昨年夏には、1度に30万枚のチラシを印刷し、有権者の認知度を高めるための“重点ポスティング”作戦を実施した。半分の15万枚をスタッフで選挙区内の家々のポストに入れて回り、残りの15万枚は新聞に折り込んだ。印刷費用が1枚3円で90万円。新聞折り込みの費用は70万円に上った。
相手陣営は、選挙区で人気のコミュニティーペーパーに次々と一面広告を打ってくる。Aも負けじと、4分の1サイズの広告で対抗する。その費用は1回につき100万円だ。

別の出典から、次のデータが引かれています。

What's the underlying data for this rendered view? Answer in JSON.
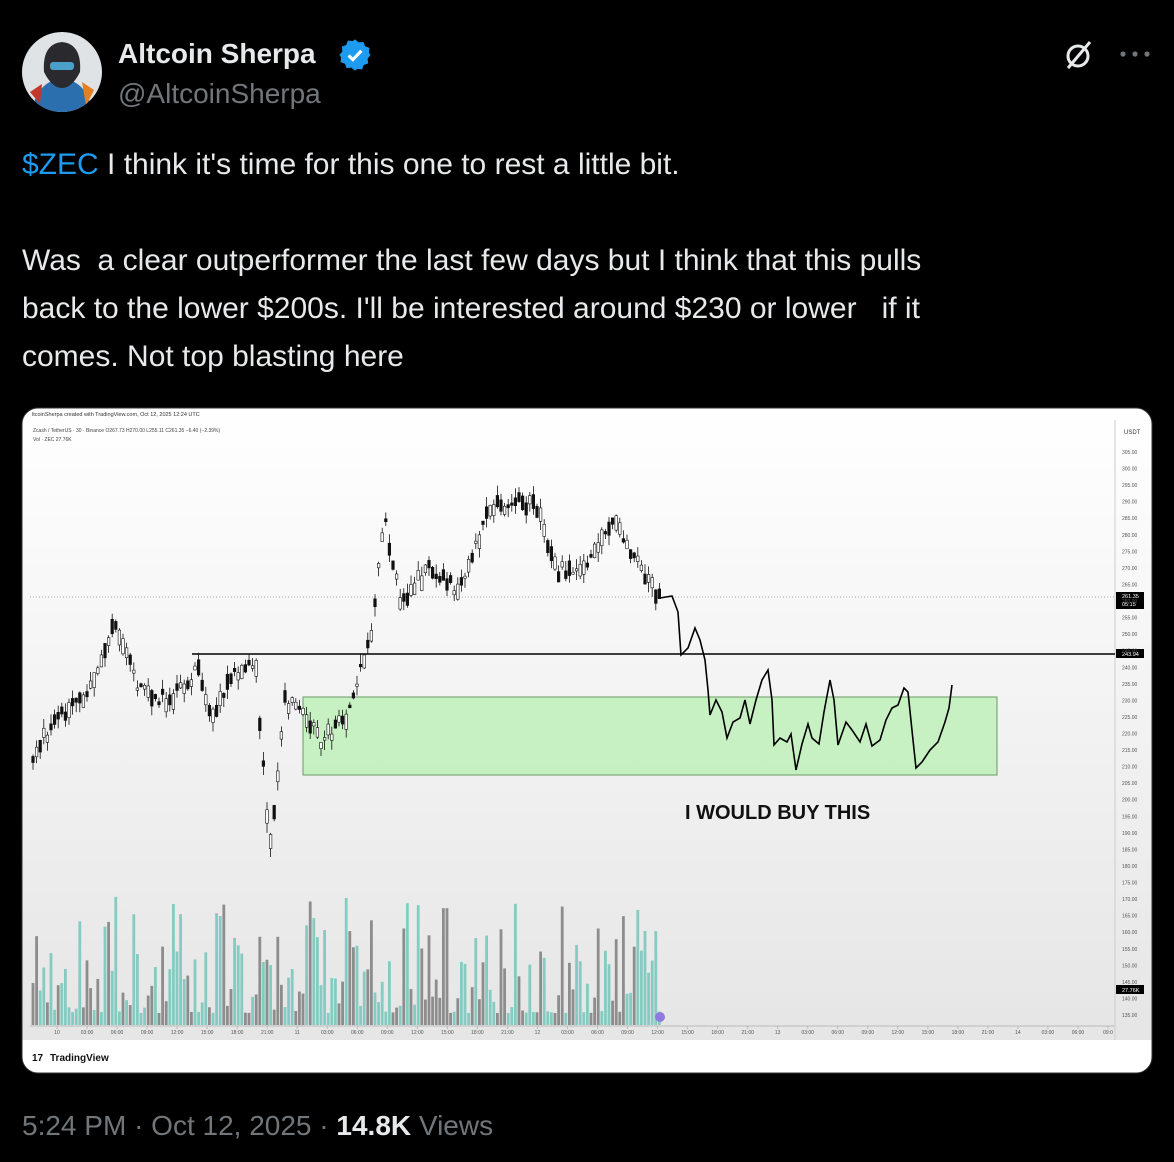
{
  "author": {
    "name": "Altcoin Sherpa",
    "handle": "@AltcoinSherpa"
  },
  "tweet": {
    "ticker": "$ZEC",
    "lines": [
      " I think it's time for this one to rest a little bit.",
      "Was  a clear outperformer the last few days but I think that this pulls",
      "back to the lower $200s. I'll be interested around $230 or lower   if it",
      "comes. Not top blasting here"
    ]
  },
  "image": {
    "header": [
      "ltcoinSherpa created with TradingView.com, Oct 12, 2025 12:24 UTC",
      "Zcash / TetherUS · 30 · Binance  O267.73  H270.00  L255.11  C261.35  −6.40 (−2.39%)",
      "Vol · ZEC  27.76K"
    ],
    "currency": "USDT",
    "price_axis": [
      "305.00",
      "300.00",
      "295.00",
      "290.00",
      "285.00",
      "280.00",
      "275.00",
      "270.00",
      "265.00",
      "260.00",
      "255.00",
      "250.00",
      "245.00",
      "240.00",
      "235.00",
      "230.00",
      "225.00",
      "220.00",
      "215.00",
      "210.00",
      "205.00",
      "200.00",
      "195.00",
      "190.00",
      "185.00",
      "180.00",
      "175.00",
      "170.00",
      "165.00",
      "160.00",
      "155.00",
      "150.00",
      "145.00",
      "140.00",
      "135.00"
    ],
    "time_axis": [
      "10",
      "03:00",
      "06:00",
      "09:00",
      "12:00",
      "15:00",
      "18:00",
      "21:00",
      "11",
      "03:00",
      "06:00",
      "09:00",
      "12:00",
      "15:00",
      "18:00",
      "21:00",
      "12",
      "03:00",
      "06:00",
      "09:00",
      "12:00",
      "15:00",
      "18:00",
      "21:00",
      "13",
      "03:00",
      "06:00",
      "09:00",
      "12:00",
      "15:00",
      "18:00",
      "21:00",
      "14",
      "03:00",
      "06:00",
      "09:0"
    ],
    "last_price": "261.35",
    "countdown": "05:15",
    "level": "243.94",
    "volume_tag": "27.76K",
    "annotation": "I WOULD BUY THIS",
    "logo": "TradingView"
  },
  "footer": {
    "time": "5:24 PM",
    "separator": "·",
    "date": "Oct 12, 2025",
    "views_count": "14.8K",
    "views_label": "Views"
  }
}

無駄な出費だと思われるかもしれない。カネをかけない活動が理想だとは、もちろんBにも分かっている。しかし、相手候補の物量作戦を目の当たりにすれば、黙って見過ごすわけにもいかない。Bの選挙区では過去、民主党候補が与党現職に大差で敗れ続けている。民主党にとっては鬼門の選挙区でもある。
1億円を使うのは簡単
「1億円でも、使おうと思えば簡単です」
Bは真顔で言う。
公認料の500万円が支払われて以降、月50万円の活動費の支給は止まった。クリスマスの頃、新人候補に対して党から100万円の追加支援があったが、それもすぐに消えていった。
資金繰りに窮する中、Bは年末ジャンボ宝くじを20枚買った。当たったのは3000円が1枚、300円が2枚だけだった。

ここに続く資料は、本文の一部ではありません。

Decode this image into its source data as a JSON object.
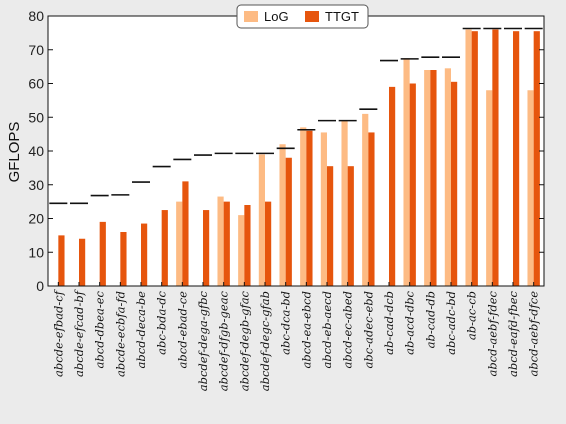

「私の事務所には、資金集めのパーティーをやるような余裕はありません。カネ集めに労力をかけるなら、他にやるべきことは山ほどあるんです」。民主党新人候補の窮状はマスコミでも報じられている。
「あんた民主党か? 大変だろう」
最近では、事務所を訪ねてきた見ず知らずの人が、そう言って1000円札をカンパしてくれるようなことも増えた。ありがたい話には違いないが、カンパの合計はせいぜい月に数万円程度だ。
「うちの会社で活動資金をすべて面倒見てもいいですよ」
Bの懐具合を察し、そんな申し出をしてくる支持者もいる。しかし、Bは丁重に固辞し続けている。怪しいカネを掴み、悪いしがらみをつくってしまえば、将来の活動に支障が出かねない。
家族への負担は避けられない
では、Bがこれまで使った3000万円近い自己資金は、いったいどこから出ているのか。

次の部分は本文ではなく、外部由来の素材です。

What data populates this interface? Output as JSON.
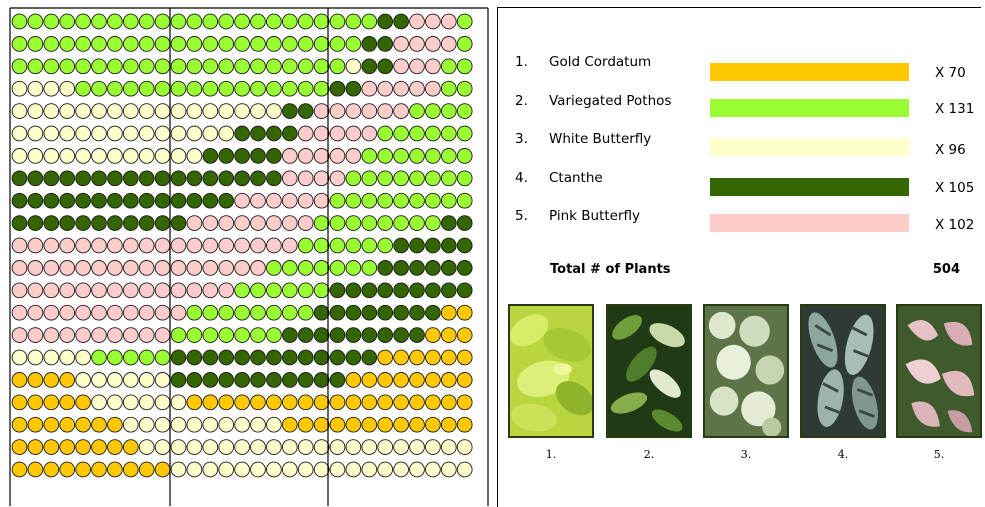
{
  "legend": {
    "items": [
      {
        "number": "1.",
        "name": "Gold Cordatum",
        "count": "X  70",
        "color": "#FFC800"
      },
      {
        "number": "2.",
        "name": "Variegated Pothos",
        "count": "X 131",
        "color": "#99FF33"
      },
      {
        "number": "3.",
        "name": "White Butterfly",
        "count": "X  96",
        "color": "#FFFFCC"
      },
      {
        "number": "4.",
        "name": "Ctanthe",
        "count": "X 105",
        "color": "#336600"
      },
      {
        "number": "5.",
        "name": "Pink Butterfly",
        "count": "X 102",
        "color": "#FFCCCC"
      }
    ],
    "total_label": "Total # of Plants",
    "total_value": "504"
  },
  "photos": [
    {
      "caption": "1.",
      "subject": "gold-cordatum-photo"
    },
    {
      "caption": "2.",
      "subject": "variegated-pothos-photo"
    },
    {
      "caption": "3.",
      "subject": "white-butterfly-photo"
    },
    {
      "caption": "4.",
      "subject": "ctanthe-photo"
    },
    {
      "caption": "5.",
      "subject": "pink-butterfly-photo"
    }
  ],
  "planting_grid": {
    "key": {
      "Y": "Gold Cordatum",
      "G": "Variegated Pothos",
      "W": "White Butterfly",
      "D": "Ctanthe",
      "P": "Pink Butterfly"
    },
    "rows": [
      "GGGGGGGGGGGGGGGGGGGGGGGDDPPPG",
      "GGGGGGGGGGGGGGGGGGGGGGDDPPPPG",
      "GGGGGGGGGGGGGGGGGGGGGWDDPPPGG",
      "WWWWGGGGGGGGGGGGGGGGDDPPPPPGG",
      "WWWWWWWWWWWWWWWWWDDPPPPPPGGGG",
      "WWWWWWWWWWWWWWDDDDPPPPPGGGGGG",
      "WWWWWWWWWWWWDDDDDPPPPPGGGGGGG",
      "DDDDDDDDDDDDDDDDDPPPPGGGGGGGG",
      "DDDDDDDDDDDDDDPPPPPPGGGGGGGGG",
      "DDDDDDDDDDDPPPPPPPPGGGGGGGGDD",
      "PPPPPPPPPPPPPPPPPPGGGGGGDDDDD",
      "PPPPPPPPPPPPPPPPGGGGGGGDDDDDD",
      "PPPPPPPPPPPPPPGGGGGGDDDDDDDDD",
      "PPPPPPPPPPPGGGGGGGGDDDDDDDDYY",
      "PPPPPPPPPPGGGGGGGDDDDDDDDDYYY",
      "WWWWWGGGGGDDDDDDDDDDDDDYYYYYY",
      "YYYYWWWWWWDDDDDDDDDDDYYYYYYYY",
      "YYYYYWWWWWWYYYYYYYYYYYYYYYYYY",
      "YYYYYYYWWWWWWWWWWYYYYYYYYYYYY",
      "YYYYYYYYWWWWWWWWWWWWWWWWWWWWW",
      "YYYYYYYYYYWWWWWWWWWWWWWWWWWWW"
    ]
  }
}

「すべて父親からの借金です。公認の内定が出た後、頭を下げて頼むと、何も言わずに出してくれました」
Bの父親は企業の重役とはいえ、サラリーマンである。
政治に縁のない家庭に生まれた若者が国政を志す時、たとえ政党の公認を得ようと資金の問題が大きな壁となる。そして、あくまでしがらみを排除して闘おうとすれば、家族に大きな負担が押しかかる。